Arrived ourselves at the last bounds of liberty and equality, trampling
under our feet all human superstitions, (after, however, a four years'
war with them,) we attempt all at once to raise to the same eminence
men, strangers even to the first elementary principles of liberty, and
plunged for fifteen hundred years in ignorance and superstition; we
wished to force men to see, when a thick cataract covered their eyes,
even before we had removed that cataract; we would force men to see,
whose dulness of character had raised a mist before their eyes, and
before that character was altered.[8]
Do you believe that the doctrine which now prevails in France would have
found many partisans among us in 1789? No: a revolution in ideas and in
prejudices is not made with that rapidity; it moves gradually; it does
not escalade.
Philosophy does not inspire by violence, nor by seduction; nor is it the
sword that begets love of liberty.
Joseph the Second also borrowed the language of philosophy, when he
wished to suppress the monks in Belgium, and to seize upon their
revenues. There was seen on him a mask only of philosophy, covering the
hideous countenance of a greedy despot; and the people ran to arms.

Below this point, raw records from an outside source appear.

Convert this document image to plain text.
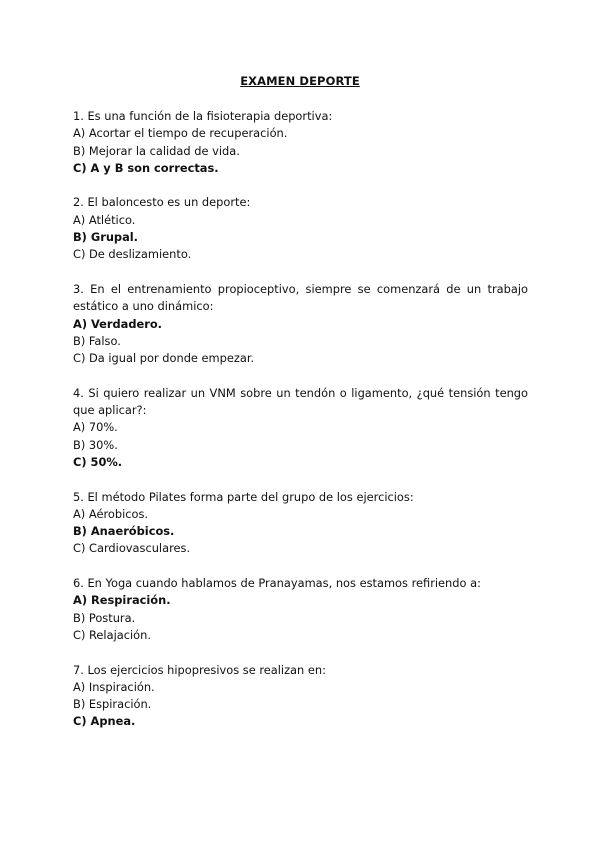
EXAMEN DEPORTE

1. Es una función de la fisioterapia deportiva:

A) Acortar el tiempo de recuperación.

B) Mejorar la calidad de vida.

C) A y B son correctas.

2. El baloncesto es un deporte:

A) Atlético.

B) Grupal.

C) De deslizamiento.

3. En el entrenamiento propioceptivo, siempre se comenzará de un trabajo estático a uno dinámico:

A) Verdadero.

B) Falso.

C) Da igual por donde empezar.

4. Si quiero realizar un VNM sobre un tendón o ligamento, ¿qué tensión tengo que aplicar?:

A) 70%.

B) 30%.

C) 50%.

5. El método Pilates forma parte del grupo de los ejercicios:

A) Aérobicos.

B) Anaeróbicos.

C) Cardiovasculares.

6. En Yoga cuando hablamos de Pranayamas, nos estamos refiriendo a:

A) Respiración.

B) Postura.

C) Relajación.

7. Los ejercicios hipopresivos se realizan en:

A) Inspiración.

B) Espiración.

C) Apnea.
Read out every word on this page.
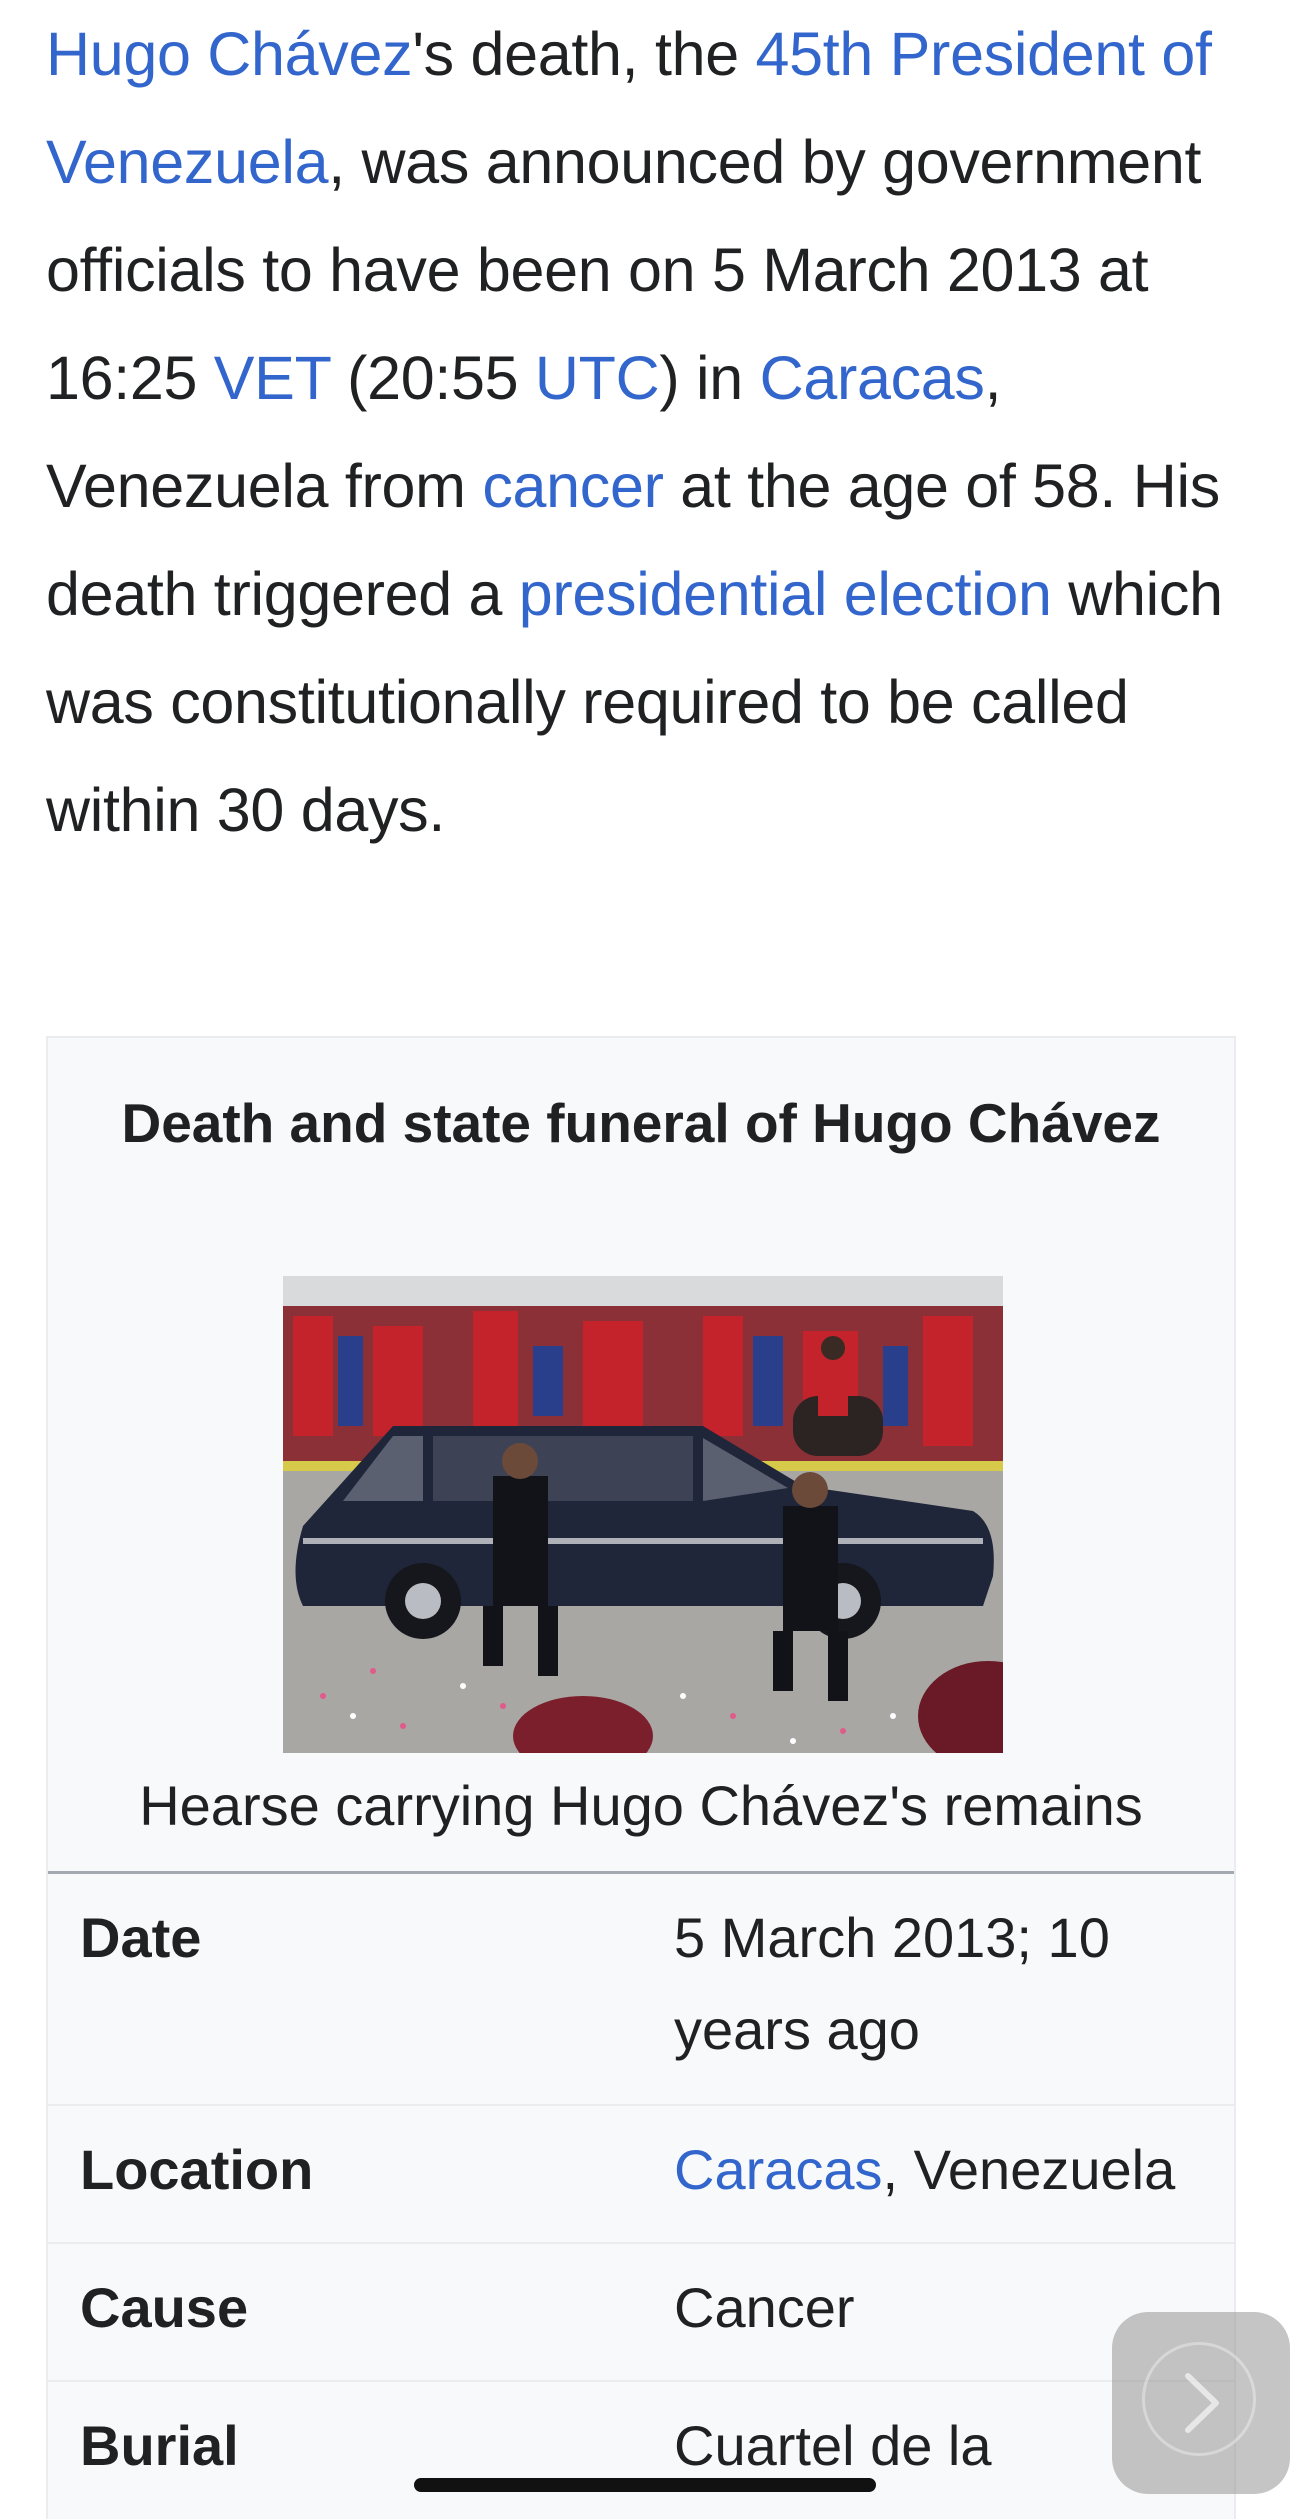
Hugo Chávez's death, the 45th President of Venezuela, was announced by government officials to have been on 5 March 2013 at 16:25 VET (20:55 UTC) in Caracas, Venezuela from cancer at the age of 58. His death triggered a presidential election which was constitutionally required to be called within 30 days.

Death and state funeral of Hugo Chávez
Hearse carrying Hugo Chávez's remains
Date	5 March 2013; 10 years ago
Location	Caracas, Venezuela
Cause	Cancer
Burial	Cuartel de la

Nothing better than another kind of despotism has been seen in the
_revolutionary power_.
We have seen in the commissioners of the National Convention nothing but
proconsuls working the mine of Belgium for the profit of the French
nation, seeking to conquer it for the sovereign of Paris,--either to
aggrandize his empire, or to share the burdens of the debts, and furnish
a rich prize to the robbers who domineered in France.